Erstmals spricht der Böhringer-Neffe:"Wie eine Gehirnwäsche"

Neue Wende im spektakulären Mordfall Böhringer: Erstmals spricht der Angeklagte - und die Ermittler geraten unter Beschuss.

Alexander Krug

Im Prozess um den Mord an der Parkhaus-Millionärin Charlotte Böhringer geraten jetzt die Ermittler unter schweren Beschuss. Die Verteidiger warfen ihnen am Donnerstag "verbotene Vernehmungsmethoden" und "Täuschungshandlungen" vor, die ihren Mandanten massiv in seinen Rechten verletzt hätten.

Auch der Angeklagte selbst meldete sich erstmals indirekt zu Wort. In einem Brief bezeichnete er die Vernehmung bei der Mordkommission als "Suggestivgehirnwäsche", die ihn an den Rand der Verzweiflung getrieben habe. Der Staatsanwalt wies die Vorwürfe zurück.

Der wegen Mordes angeklagte Benedikt T., 32, hat sich in einem Brief an seine Anwälte massiv über die Methoden der Mordermittler beschwert. Böhringer war am 15. Mai vorigen Jahres in ihrer Wohnung erschlagen worden. Nur drei Tage später wurde ihr Neffe Benedikt T. festgenommen.

Die Ermittler hätten ihn an jenem Tag fast elf Stunden ins Kreuzverhör genommen, obwohl er die Tage zuvor "nur eine Stunde" geschlafen und nur einen "Bissen Lasagne" zu sich genommen habe. Ein Beamter habe ihn "ständig angeschrieen" und sich "vor mir aufgebaut". Seine Bitte, einen Anwalt hinzuzuziehen, sei "ignoriert" worden.

"Ich hatte den Eindruck, dem Leibhaftigen persönlich gegenüber zu sitzen", beklagt sich Benedikt T. Am Ende des Verhörs sei er soweit gewesen, "alles zu unterschreiben", nur um seine Ruhe zu haben. Die Ermittler hätten ihn abgefertigt und gesagt, er sei hier "nicht beim Kaffeekränzchen , sondern bei der Mordkommission".

Wie ein "willfähriges Schaf"

Unterschrieben hat Benedikt T. das 58-seitige Protokoll indes nicht. Seine Anwälte Stefan Mittelbach und Peter Witting fordern daher, das Protokoll nicht als Beweismittel zuzulassen. Sie führen dafür auch noch ins Feld, dass Benedikt T. damals "im Interesse eines vermeintlichen Ermittlungserfolges" nicht ordnungsgemäß über seine Rechte belehrt worden sei.

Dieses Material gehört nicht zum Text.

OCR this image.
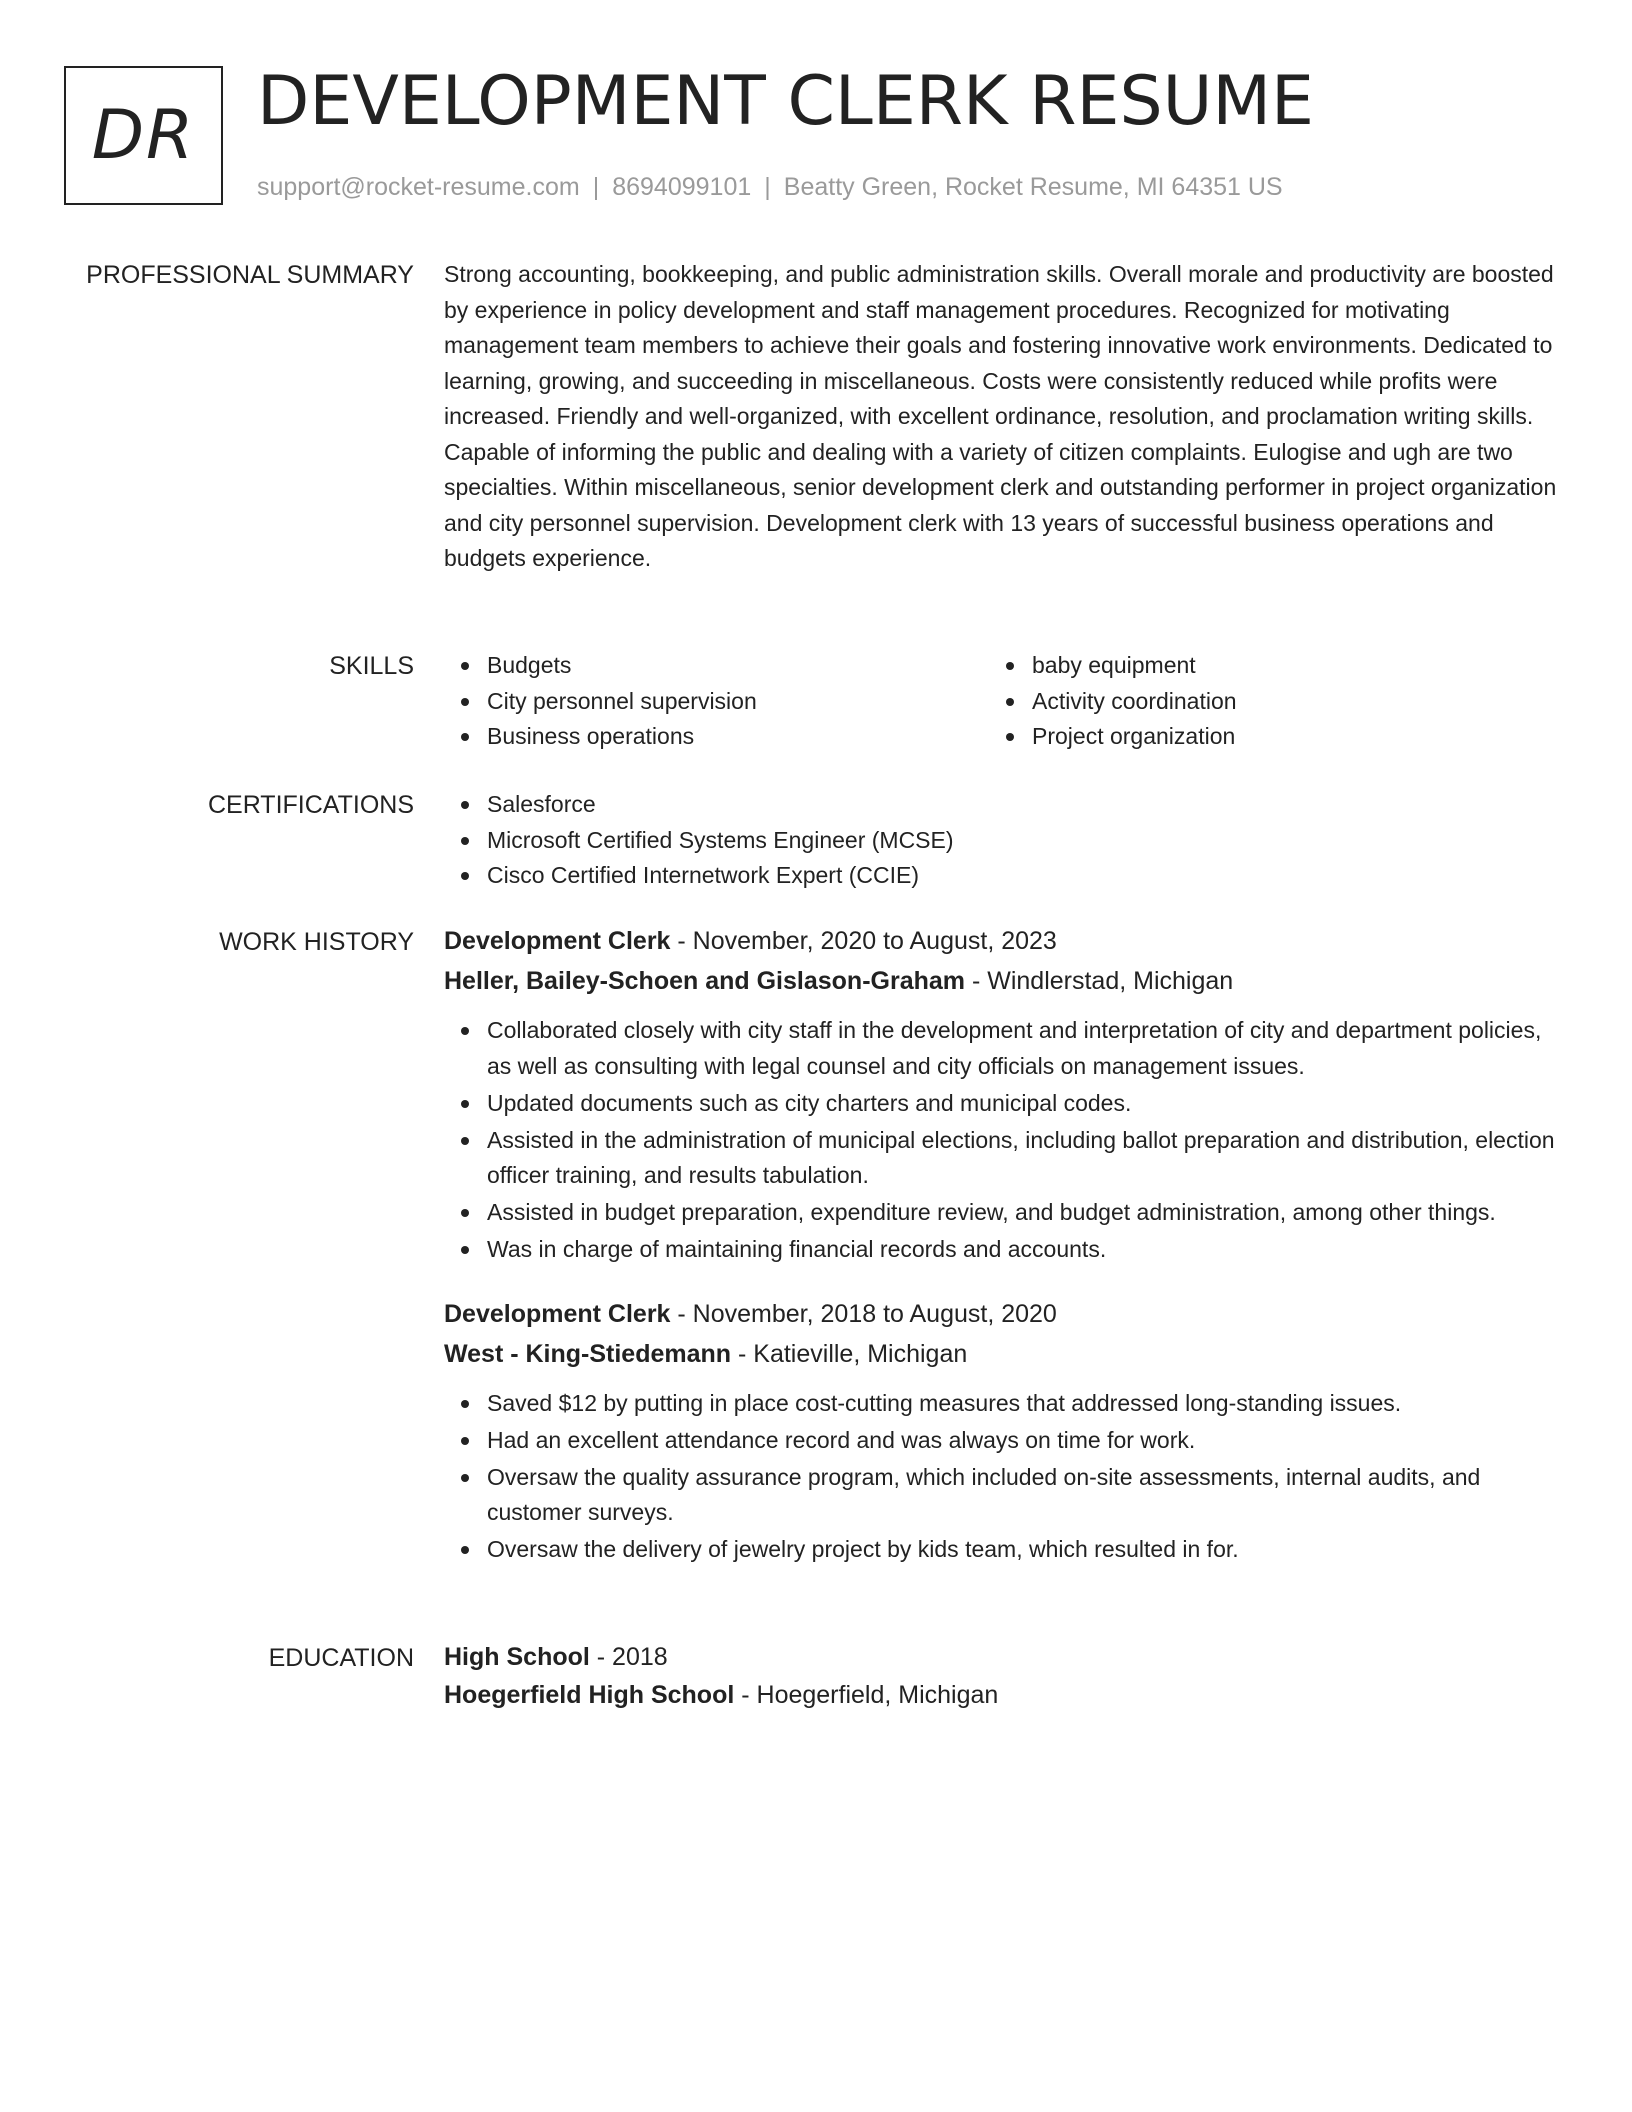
DR DEVELOPMENT CLERK RESUME
support@rocket-resume.com | 8694099101 | Beatty Green, Rocket Resume, MI 64351 US
PROFESSIONAL SUMMARY Strong accounting, bookkeeping, and public administration skills. Overall morale and productivity are boosted by experience in policy development and staff management procedures. Recognized for motivating management team members to achieve their goals and fostering innovative work environments. Dedicated to learning, growing, and succeeding in miscellaneous. Costs were consistently reduced while profits were increased. Friendly and well-organized, with excellent ordinance, resolution, and proclamation writing skills. Capable of informing the public and dealing with a variety of citizen complaints. Eulogise and ugh are two specialties. Within miscellaneous, senior development clerk and outstanding performer in project organization and city personnel supervision. Development clerk with 13 years of successful business operations and budgets experience.

SKILLS	Budgets
City personnel supervision
Business operations
baby equipment
Activity coordination
Project organization
CERTIFICATIONS	Salesforce
Microsoft Certified Systems Engineer (MCSE)
Cisco Certified Internetwork Expert (CCIE)
WORK HISTORY Development Clerk - November, 2020 to August, 2023
Heller, Bailey-Schoen and Gislason-Graham - Windlerstad, Michigan
Collaborated closely with city staff in the development and interpretation of city and department policies, as well as consulting with legal counsel and city officials on management issues.
Updated documents such as city charters and municipal codes.
Assisted in the administration of municipal elections, including ballot preparation and distribution, election officer training, and results tabulation.
Assisted in budget preparation, expenditure review, and budget administration, among other things.
Was in charge of maintaining financial records and accounts.
Development Clerk - November, 2018 to August, 2020
West - King-Stiedemann - Katieville, Michigan
Saved $12 by putting in place cost-cutting measures that addressed long-standing issues.
Had an excellent attendance record and was always on time for work.
Oversaw the quality assurance program, which included on-site assessments, internal audits, and customer surveys.
Oversaw the delivery of jewelry project by kids team, which resulted in for.
EDUCATION High School - 2018
Hoegerfield High School - Hoegerfield, Michigan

Die Ermittler hätten ihn stundenlang als Zeuge vernommen, obwohl er längst als "konkreter Tatverdächtiger" galt.

Staatsanwalt Martin Kronester wies diese Vorhaltungen zurück mit dem Bemerk, dass er selbst an jenem Nachmittag mit Benedikt T. im Polizeipräsidium gesprochen habe. Dabei sei ihm von Benedikt T. bedeutet worden, dass "alles okay" sei. Es stellt sich auch die Frage, warum der Angeklagte damals nicht einfach jede Antwort verweigerte? Fühlte er sich so sicher, weil er unschuldig ist? Oder glaubte er sich als Jurastudent den Ermittlern überlegen?

Der Angeklagte erklärt dazu in seinem Brief selbstkritisch, er habe sich "zunehmend eingeschüchtert" gefühlt und sich am Ende wie ein "willfähriges Schaf" verhalten. Fest steht auch, dass der Angeklagte sehr wohl Kontakt zu Anwälten hatte und zwar gleich zu zweien. Einer riet ihm klar und deutlich, nichts mehr zu sagen. Benedikt T. redete trotzdem.

Das Gericht hat noch nicht darüber entschieden, ob das Vernehmungsprotokoll als Beweismittel zugelassen wird. Verlesen wurde es gestern trotzdem. Im Kern geht es dabei um den Tag des Mordes. Benedikt T. will an diesem Tag seine Wohnung wegen einer Erkältung nicht verlassen haben. Er bestreitet in der Vernehmung auch einen massiven Streit mit seiner Tante. Eine etwaige Enterbung sei demzufolge nie ein ernsthaftes Gesprächsthema gewesen.